El sol que quema las piedras,
tapias encaladas, pequeñas iglesias y cruces de madera carcomida. El eco del
pozo repite la voz de los segadores que con manojos de espigas pasan por la
vereda, dan los buenos días a los elementos, a los pájaros, a la aurora: se
quitan respetuosos sus sombreros de paja como quien saluda a personas. Viven
con los ritmos que marca la naturaleza, el campo en verano, las horas que
señalan las sombras. El viento abraza a los árboles. Se abren las ventanas,
entran las flores, el zumbar de los abejorros, las mariposas encantadas, las
canciones que los niños escuchan en sueños y no saben nada de fatiga y
lágrimas.
Al mediodía, los niños se bañan
desnudos en el río, se enjabonan el pelo al sol, desprenden miles de pompas de
jabón que escapan al aire, y las muchachas trenzan coronas de alhelíes con las
que adornan sus cabellos, bailan joviales la danza de la primavera.

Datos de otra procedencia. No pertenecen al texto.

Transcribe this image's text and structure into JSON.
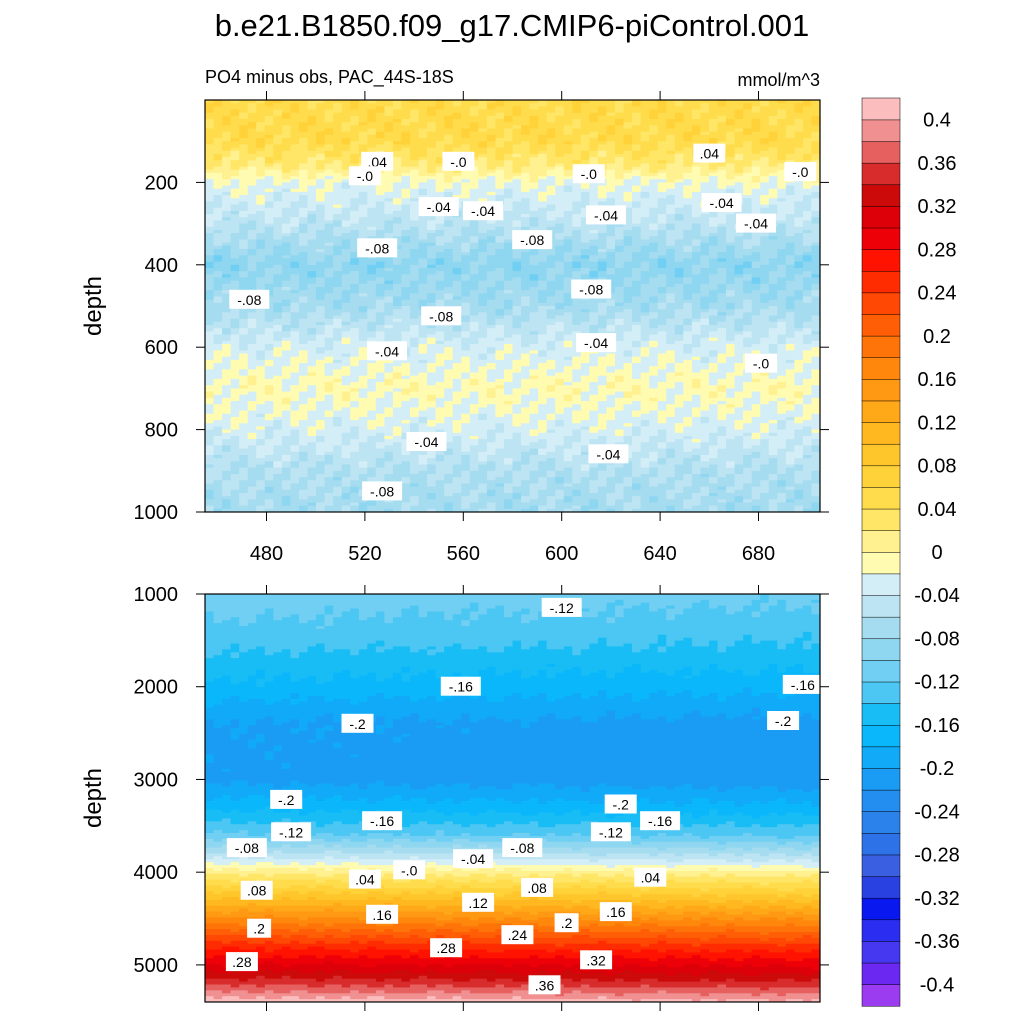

El bosque
entero huele a alegría.
A la hora de la siesta,
mientras los adultos duermen, cuando es imposible separar el silencio de la
tierra, los niños se escapan a jugar en el campo, desvelan los secretos del
mundo revolcándose en la hierba. Y por la noche, los niños toman la Luna en sus
manos, en secreto juegan con ella sin que nadie lo sepa (en todo caso las madres
que escuchan detrás de las puertas, algo sospechan). Entre enredos y risas,
caen dormidos acurrucados oyendo el latido de su corazón.